Solo travel is not permitted and would need to be organised through a local guide from the village, who owns the land. The Walindi Plantation Resort organises the trips, which set off at 7.30am in order to leave enough time to reach the summit and navigate the narrow dirt paths down again.
Because of PNG’s remoteness, many species have thrived in the country’s waters, including the Papuan black bass. Known as Lutjanus goldiei to scientists, these fish are rated the top freshwater fighting fish in the world – a battle with one of these will test even the most experienced angler.

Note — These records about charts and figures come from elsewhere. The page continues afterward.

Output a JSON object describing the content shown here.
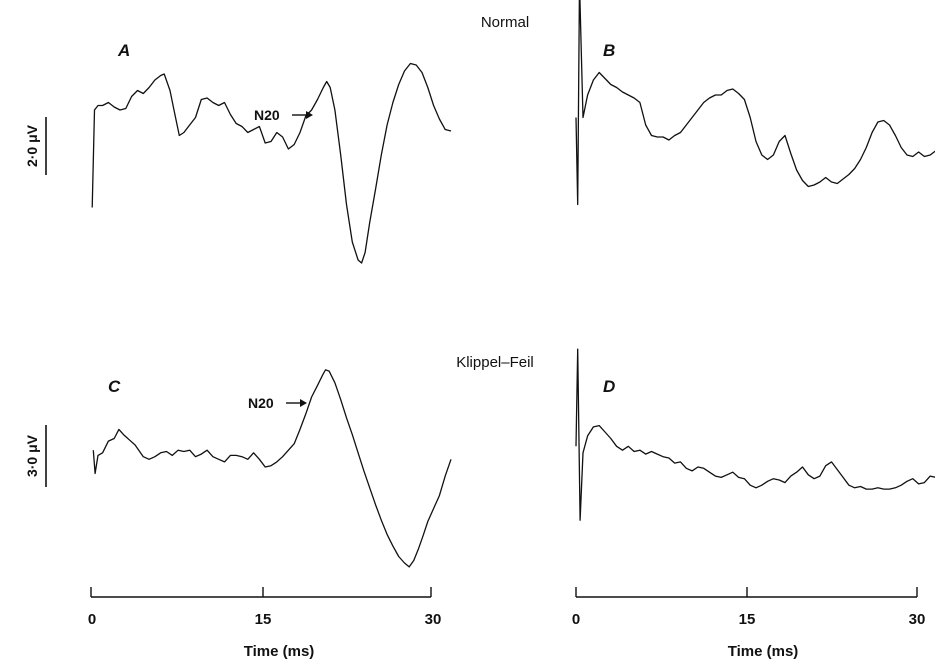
{
  "figure": {
    "top_title": "Normal",
    "bottom_title": "Klippel–Feil"
  },
  "colors": {
    "ink": "#111111",
    "background": "#ffffff"
  },
  "chart_data": [
    {
      "panel": "A",
      "type": "line",
      "group": "Normal",
      "scale_bar": "2·0 μV",
      "annotation": "N20",
      "annotation_at_ms": 20.3,
      "xlim": [
        0,
        31
      ],
      "x": [
        0.1,
        0.3,
        0.6,
        1.0,
        1.5,
        2.0,
        2.5,
        3.0,
        3.5,
        4.0,
        4.5,
        5.0,
        5.5,
        6.0,
        6.3,
        6.8,
        7.2,
        7.6,
        8.0,
        8.4,
        9.0,
        9.5,
        10.0,
        10.5,
        11.0,
        11.5,
        12.0,
        12.5,
        13.0,
        13.5,
        14.0,
        14.5,
        15.0,
        15.5,
        16.0,
        16.5,
        17.0,
        17.5,
        18.0,
        18.5,
        19.0,
        19.5,
        20.0,
        20.3,
        20.6,
        21.0,
        21.5,
        22.0,
        22.5,
        23.0,
        23.3,
        23.6,
        24.0,
        24.5,
        25.0,
        25.5,
        26.0,
        26.5,
        27.0,
        27.5,
        28.0,
        28.5,
        29.0,
        29.5,
        30.0,
        30.5,
        31.0
      ],
      "y": [
        -6.0,
        0.5,
        0.8,
        0.8,
        1.0,
        0.7,
        0.5,
        0.6,
        1.4,
        1.8,
        1.6,
        2.0,
        2.5,
        2.8,
        2.9,
        1.8,
        0.3,
        -1.2,
        -1.0,
        -0.6,
        0.0,
        1.2,
        1.3,
        1.0,
        0.8,
        1.0,
        0.2,
        -0.4,
        -0.6,
        -1.0,
        -0.8,
        -0.6,
        -1.7,
        -1.6,
        -1.0,
        -1.3,
        -2.1,
        -1.8,
        -1.0,
        0.1,
        0.5,
        1.2,
        2.0,
        2.4,
        2.0,
        0.5,
        -2.5,
        -5.8,
        -8.3,
        -9.5,
        -9.7,
        -9.0,
        -7.0,
        -4.8,
        -2.5,
        -0.5,
        1.0,
        2.2,
        3.1,
        3.6,
        3.5,
        3.0,
        2.0,
        0.8,
        -0.1,
        -0.8,
        -0.9
      ],
      "ylim": [
        -10.5,
        4.5
      ]
    },
    {
      "panel": "B",
      "type": "line",
      "group": "Normal",
      "xlim": [
        0,
        31
      ],
      "x": [
        0.0,
        0.15,
        0.3,
        0.6,
        1.0,
        1.5,
        2.0,
        2.5,
        3.0,
        3.5,
        4.0,
        4.5,
        5.0,
        5.5,
        6.0,
        6.5,
        7.0,
        7.5,
        8.0,
        8.5,
        9.0,
        9.5,
        10.0,
        10.5,
        11.0,
        11.5,
        12.0,
        12.5,
        13.0,
        13.5,
        14.0,
        14.5,
        15.0,
        15.5,
        16.0,
        16.5,
        17.0,
        17.5,
        18.0,
        18.5,
        19.0,
        19.5,
        20.0,
        20.5,
        21.0,
        21.5,
        22.0,
        22.5,
        23.0,
        23.5,
        24.0,
        24.5,
        25.0,
        25.5,
        26.0,
        26.5,
        27.0,
        27.5,
        28.0,
        28.5,
        29.0,
        29.5,
        30.0,
        30.5,
        31.0
      ],
      "y": [
        0.0,
        -5.8,
        9.0,
        0.0,
        1.5,
        2.5,
        3.0,
        2.6,
        2.2,
        2.0,
        1.7,
        1.5,
        1.3,
        1.0,
        -0.5,
        -1.2,
        -1.3,
        -1.3,
        -1.5,
        -1.2,
        -1.0,
        -0.5,
        0.0,
        0.5,
        1.0,
        1.3,
        1.5,
        1.5,
        1.8,
        1.9,
        1.6,
        1.2,
        0.0,
        -1.6,
        -2.5,
        -2.8,
        -2.5,
        -1.6,
        -1.2,
        -2.4,
        -3.5,
        -4.2,
        -4.6,
        -4.5,
        -4.3,
        -4.0,
        -4.3,
        -4.4,
        -4.1,
        -3.8,
        -3.4,
        -2.8,
        -2.0,
        -1.0,
        -0.3,
        -0.2,
        -0.5,
        -1.2,
        -2.0,
        -2.5,
        -2.6,
        -2.3,
        -2.6,
        -2.5,
        -2.2
      ],
      "ylim": [
        -10.5,
        4.5
      ]
    },
    {
      "panel": "C",
      "type": "line",
      "group": "Klippel–Feil",
      "scale_bar": "3·0 μV",
      "annotation": "N20",
      "annotation_at_ms": 20.2,
      "xlim": [
        0,
        31
      ],
      "x": [
        0.2,
        0.35,
        0.6,
        1.0,
        1.5,
        2.0,
        2.4,
        2.8,
        3.3,
        3.8,
        4.5,
        5.0,
        5.5,
        6.0,
        6.5,
        7.0,
        7.5,
        8.0,
        8.5,
        9.0,
        9.5,
        10.0,
        10.5,
        11.0,
        11.5,
        12.0,
        12.5,
        13.0,
        13.5,
        14.0,
        14.5,
        15.0,
        15.5,
        16.0,
        16.5,
        17.0,
        17.5,
        18.0,
        18.5,
        19.0,
        19.5,
        20.0,
        20.2,
        20.5,
        21.0,
        21.5,
        22.0,
        22.5,
        23.0,
        23.5,
        24.0,
        24.5,
        25.0,
        25.5,
        26.0,
        26.5,
        27.0,
        27.4,
        27.8,
        28.2,
        28.6,
        29.0,
        29.5,
        30.0,
        30.5,
        31.0
      ],
      "y": [
        -0.3,
        -2.1,
        -0.7,
        -0.5,
        0.4,
        0.6,
        1.3,
        0.9,
        0.5,
        0.1,
        -0.8,
        -1.0,
        -0.8,
        -0.5,
        -0.4,
        -0.7,
        -0.3,
        -0.4,
        -0.3,
        -0.8,
        -0.6,
        -0.3,
        -0.8,
        -1.0,
        -1.2,
        -0.7,
        -0.7,
        -0.8,
        -1.0,
        -0.5,
        -1.0,
        -1.6,
        -1.5,
        -1.2,
        -0.8,
        -0.3,
        0.2,
        1.3,
        2.5,
        3.8,
        4.7,
        5.6,
        5.9,
        5.8,
        4.9,
        3.6,
        2.2,
        0.9,
        -0.5,
        -1.9,
        -3.2,
        -4.5,
        -5.7,
        -6.8,
        -7.7,
        -8.5,
        -9.0,
        -9.3,
        -8.8,
        -7.9,
        -6.9,
        -5.8,
        -4.8,
        -3.8,
        -2.3,
        -1.0
      ],
      "ylim": [
        -10.7,
        5.5
      ]
    },
    {
      "panel": "D",
      "type": "line",
      "group": "Klippel–Feil",
      "xlim": [
        0,
        31
      ],
      "x": [
        0.0,
        0.15,
        0.35,
        0.6,
        1.0,
        1.5,
        2.0,
        2.5,
        3.0,
        3.5,
        4.0,
        4.5,
        5.0,
        5.5,
        6.0,
        6.5,
        7.0,
        7.5,
        8.0,
        8.5,
        9.0,
        9.5,
        10.0,
        10.5,
        11.0,
        11.5,
        12.0,
        12.5,
        13.0,
        13.5,
        14.0,
        14.5,
        15.0,
        15.5,
        16.0,
        16.5,
        17.0,
        17.5,
        18.0,
        18.5,
        19.0,
        19.5,
        20.0,
        20.5,
        21.0,
        21.5,
        22.0,
        22.5,
        23.0,
        23.5,
        24.0,
        24.5,
        25.0,
        25.5,
        26.0,
        26.5,
        27.0,
        27.5,
        28.0,
        28.5,
        29.0,
        29.5,
        30.0,
        30.5,
        31.0
      ],
      "y": [
        0.0,
        7.5,
        -5.7,
        -0.5,
        0.8,
        1.5,
        1.6,
        1.1,
        0.6,
        0.0,
        -0.3,
        0.0,
        -0.4,
        -0.3,
        -0.6,
        -0.4,
        -0.6,
        -0.8,
        -0.9,
        -1.3,
        -1.2,
        -1.7,
        -1.9,
        -1.6,
        -1.7,
        -2.0,
        -2.3,
        -2.4,
        -2.2,
        -2.0,
        -2.4,
        -2.5,
        -3.0,
        -3.2,
        -3.0,
        -2.7,
        -2.5,
        -2.6,
        -2.8,
        -2.3,
        -2.0,
        -1.6,
        -2.2,
        -2.5,
        -2.3,
        -1.5,
        -1.2,
        -1.8,
        -2.4,
        -3.0,
        -3.2,
        -3.1,
        -3.3,
        -3.3,
        -3.2,
        -3.3,
        -3.3,
        -3.2,
        -3.0,
        -2.7,
        -2.5,
        -2.9,
        -2.8,
        -2.3,
        -2.4
      ],
      "ylim": [
        -10.7,
        5.5
      ]
    }
  ],
  "axes": [
    {
      "ticks": [
        "0",
        "15",
        "30"
      ],
      "title": "Time (ms)"
    },
    {
      "ticks": [
        "0",
        "15",
        "30"
      ],
      "title": "Time (ms)"
    }
  ]
}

“The legendary Papuan black bass is renowned for its fierce fighting abilities,” says Reimann. “As one of the strongest freshwater species, there is so much to this fish yet to be known, but for now, it is a major drawcard for PNG tourism. These fish can be found in a few other places around the world, but the populations in PNG are abundant.”
Trips can be organised through the Liamo Reef Resort. They also help arrange five- to eight-night stays at their Baia Sportfishing Lodge, a good launching point to discover West New Britain’s unexplored river territories brimming with black bass.
The magical experience of visiting the fireflies in Kimbe Bay is not to be missed. Trips are run at night when it is easiest to see the little bugs lighting the grove of trees. It’s described by many as akin to seeing the night sky, or trees lit up with festive decorations.
“The fireflies are only a short trek away from the Walindi Plantation Resort,” says Reimann, who runs YouTube channel T Adventures, which aims to promote PNG. “At around $15 per person, your guide will take you to the trees that the fireflies live off. You will be amazed at the tiny neon-green lights pulsating together on the trees like a Christmas tree.”
There is nowhere better to get a taste of local life than the market in Kimbe town.
“The market consists of fresh local produce, tropical fruits, baked items and local market food such as tapioca cake, cooked banana and sweet potatoes,” says Reimann. “There is also a range of crafts on offer from traditional PNG billum bags made by women, and handmade jewellery made from traditional shell money.
“This is a great place to find your souvenirs.”
Do not be surprised by the bright-red smiles of the local women. Their teeth are stained crimson from chewing the betel nut, which acts as a mild stimulant. It is best to visit the market accompanied by a local guide. This can be organised through hotels and guesthouses.
PNG was a hub during WWII, with the Japanese using Rabaul in New Britain as a major operations base, and the remnants of the battles fought with the allies can still be seen in Kimbe Bay. Two plane wrecks, a Mitchell B-25 Bomber and a Lockheed Vega Ventura, lie disintegrating in the jungle near Talasea. There is also a downed Japanese Mitsubishi Zero that has turned into a popular scuba diving site.
“The plane was accidentally discovered by William Nui while diving for sea cucumber,” says Reimann. “The plane was in such an excellent condition that the serial number was still visible.”
Records reveal pilot Tomiharu Honda and his plane went missing during the Battle of Cape Gloucester on 26 December 1944. “Today,” says Reimann, “it is a popular diving destination in Kimbe Bay and is situated on a sandy seabed two hours from Kimbe town.”
Run by PNG local Elvis and his wife Alice, Manaia Guesthouse is a tranquil oasis in the western end of Kimbe town. Originally a family home, the couple set it up as a seven-bedroom guesthouse after their four children grew up and moved out. But the family feeling is not long gone, and the corridors are brimming with displays of their children’s sports trophies. When not packed with guests, Alice and Elvis open their doors to local schoolchildren and hold leadership and team-building workshops. Set in beautiful gardens planted by Alice, Manaia is also one of the best places in town to try a home-cooked PNG meal. Elvis drives guests to the local market and can provide transfers to the airport. Alternatively, book through Guard Dog Security, whose main office is right next to Manaia.